Sunday, June 7, 2009

Mastering The Aces “No One Rides for Free” for El Toro Records

We recorded this at Greaseland Studios located in San Jose CA engineered by Chris Anderson. His studio has tons of old microphones and guitar amps and he recorded our record to hard disk using Pro Tools. We recorded 11 songs live and mixed in two 9 hour days. A true budget success! After listening back to the final mixes, the only things which stood out to me were more mid-range on the guitar than I prefer and drum levels were a tad lower than I desired. Now the thought was; does this go back to the mixing engineer to pull some of the mid range frequencies off the guitar track only or see if I can smooth this out in the mastering process knowing that doing this in mastering will affect all of the instruments and vocal frequencies. I opted to go the mastering route first and was able to identify the offending frequency and pull it back slightly which gave me the desired result. The next question was should I use compression or not.

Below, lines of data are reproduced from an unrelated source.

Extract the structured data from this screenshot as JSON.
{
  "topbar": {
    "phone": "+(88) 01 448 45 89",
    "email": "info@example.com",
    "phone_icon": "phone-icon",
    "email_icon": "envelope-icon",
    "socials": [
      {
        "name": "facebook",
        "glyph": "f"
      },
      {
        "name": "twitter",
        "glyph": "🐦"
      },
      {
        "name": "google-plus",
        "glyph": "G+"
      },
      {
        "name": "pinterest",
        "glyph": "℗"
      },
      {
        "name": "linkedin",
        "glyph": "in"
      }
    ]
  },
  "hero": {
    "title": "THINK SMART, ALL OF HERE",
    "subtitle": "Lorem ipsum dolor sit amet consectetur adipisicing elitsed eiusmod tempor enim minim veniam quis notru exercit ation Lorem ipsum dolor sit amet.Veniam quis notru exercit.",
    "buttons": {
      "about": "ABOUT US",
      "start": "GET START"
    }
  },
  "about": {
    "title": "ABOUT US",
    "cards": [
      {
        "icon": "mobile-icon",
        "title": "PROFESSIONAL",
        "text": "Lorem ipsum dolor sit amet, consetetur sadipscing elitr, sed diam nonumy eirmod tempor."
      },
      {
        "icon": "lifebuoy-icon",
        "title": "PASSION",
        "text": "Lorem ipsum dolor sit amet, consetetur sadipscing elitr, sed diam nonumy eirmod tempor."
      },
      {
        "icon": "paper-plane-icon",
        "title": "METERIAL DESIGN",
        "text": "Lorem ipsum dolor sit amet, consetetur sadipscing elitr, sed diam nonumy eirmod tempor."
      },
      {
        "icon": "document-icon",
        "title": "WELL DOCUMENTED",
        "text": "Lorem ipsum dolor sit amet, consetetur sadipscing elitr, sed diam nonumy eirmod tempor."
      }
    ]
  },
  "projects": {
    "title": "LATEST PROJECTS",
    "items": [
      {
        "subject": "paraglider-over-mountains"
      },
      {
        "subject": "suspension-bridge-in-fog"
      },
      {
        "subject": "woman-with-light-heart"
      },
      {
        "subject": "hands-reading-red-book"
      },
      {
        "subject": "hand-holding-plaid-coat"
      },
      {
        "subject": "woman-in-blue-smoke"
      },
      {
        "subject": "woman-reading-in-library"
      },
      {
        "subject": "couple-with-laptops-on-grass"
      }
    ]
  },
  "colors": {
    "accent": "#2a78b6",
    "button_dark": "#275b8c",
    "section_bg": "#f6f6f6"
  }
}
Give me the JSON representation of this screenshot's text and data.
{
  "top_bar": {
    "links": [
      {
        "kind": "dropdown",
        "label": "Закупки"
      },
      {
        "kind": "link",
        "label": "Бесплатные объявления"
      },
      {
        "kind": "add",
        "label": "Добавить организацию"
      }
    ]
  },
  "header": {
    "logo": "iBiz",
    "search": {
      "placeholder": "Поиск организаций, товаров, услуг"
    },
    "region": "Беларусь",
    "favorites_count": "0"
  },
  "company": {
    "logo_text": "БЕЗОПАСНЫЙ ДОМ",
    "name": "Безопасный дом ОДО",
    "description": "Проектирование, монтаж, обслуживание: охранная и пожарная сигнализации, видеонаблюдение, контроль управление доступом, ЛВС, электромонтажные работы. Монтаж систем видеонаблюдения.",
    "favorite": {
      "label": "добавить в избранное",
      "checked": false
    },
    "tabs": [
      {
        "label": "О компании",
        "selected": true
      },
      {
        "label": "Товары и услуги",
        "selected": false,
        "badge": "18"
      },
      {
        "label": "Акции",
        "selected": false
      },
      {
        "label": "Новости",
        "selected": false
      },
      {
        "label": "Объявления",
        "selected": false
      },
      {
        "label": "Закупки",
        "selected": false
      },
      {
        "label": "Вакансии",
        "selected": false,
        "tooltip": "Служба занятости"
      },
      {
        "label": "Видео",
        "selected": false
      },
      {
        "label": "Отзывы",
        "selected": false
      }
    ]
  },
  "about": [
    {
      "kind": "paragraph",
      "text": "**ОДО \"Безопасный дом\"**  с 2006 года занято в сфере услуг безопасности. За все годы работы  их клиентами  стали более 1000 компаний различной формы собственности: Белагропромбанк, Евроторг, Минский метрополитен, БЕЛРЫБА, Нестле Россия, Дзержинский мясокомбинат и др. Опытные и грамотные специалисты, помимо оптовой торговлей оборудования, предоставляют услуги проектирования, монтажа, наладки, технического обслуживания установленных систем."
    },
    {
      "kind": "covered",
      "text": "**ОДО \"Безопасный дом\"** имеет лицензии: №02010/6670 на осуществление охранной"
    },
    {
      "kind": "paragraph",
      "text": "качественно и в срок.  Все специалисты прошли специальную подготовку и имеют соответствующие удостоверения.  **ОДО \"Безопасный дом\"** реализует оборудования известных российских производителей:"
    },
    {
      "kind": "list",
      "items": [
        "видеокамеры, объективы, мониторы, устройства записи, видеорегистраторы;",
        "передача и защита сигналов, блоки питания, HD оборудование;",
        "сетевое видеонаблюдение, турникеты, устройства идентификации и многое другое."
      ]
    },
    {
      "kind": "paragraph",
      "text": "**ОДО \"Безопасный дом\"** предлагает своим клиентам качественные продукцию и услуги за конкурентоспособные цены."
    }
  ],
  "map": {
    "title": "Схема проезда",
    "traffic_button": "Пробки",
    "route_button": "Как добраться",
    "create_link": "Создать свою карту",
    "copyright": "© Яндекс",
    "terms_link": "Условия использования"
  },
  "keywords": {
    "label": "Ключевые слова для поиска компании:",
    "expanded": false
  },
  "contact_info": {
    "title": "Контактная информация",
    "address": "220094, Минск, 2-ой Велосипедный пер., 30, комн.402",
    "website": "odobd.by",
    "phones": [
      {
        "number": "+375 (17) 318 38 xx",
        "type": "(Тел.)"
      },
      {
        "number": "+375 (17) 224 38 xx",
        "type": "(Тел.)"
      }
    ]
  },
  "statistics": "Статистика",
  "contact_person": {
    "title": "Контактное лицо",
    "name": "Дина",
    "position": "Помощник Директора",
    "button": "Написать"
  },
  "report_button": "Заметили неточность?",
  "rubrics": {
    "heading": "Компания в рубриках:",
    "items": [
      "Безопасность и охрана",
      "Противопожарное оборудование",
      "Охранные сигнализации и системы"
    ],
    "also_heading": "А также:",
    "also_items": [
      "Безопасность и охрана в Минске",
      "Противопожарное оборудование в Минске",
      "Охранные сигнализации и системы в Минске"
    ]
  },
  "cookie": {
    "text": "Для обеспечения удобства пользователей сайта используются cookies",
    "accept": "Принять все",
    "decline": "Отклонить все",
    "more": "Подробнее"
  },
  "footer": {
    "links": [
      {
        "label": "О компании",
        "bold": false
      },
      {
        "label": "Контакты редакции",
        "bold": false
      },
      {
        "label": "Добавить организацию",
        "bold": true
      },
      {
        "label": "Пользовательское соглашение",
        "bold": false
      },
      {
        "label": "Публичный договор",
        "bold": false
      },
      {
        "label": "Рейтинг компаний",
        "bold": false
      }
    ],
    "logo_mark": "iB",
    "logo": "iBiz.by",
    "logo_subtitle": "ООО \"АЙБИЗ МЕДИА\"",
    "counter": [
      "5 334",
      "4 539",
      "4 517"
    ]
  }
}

After listening to the mixes without compression then listening to them with a analog compression plug-in I felt the compression helped bring out the drums a bit and overall glued the sound together without compromising our tones and the overall rawness we wanted. I opted not to use any reverb or delay during mastering as I felt this did not enhance the sound and took away from some of the natural room sound we captured. Plus the reverb and delay would take away from that loud in your face sound we were going after. Also using an analog compressor / limiter plug-in I was able to push the levels up for even more rawness without clipping/distorting the recording. I think of it similar to when your tubes have a nice glow to them when they’re being pushed.

The result is an album which we feel captures the essences of the band.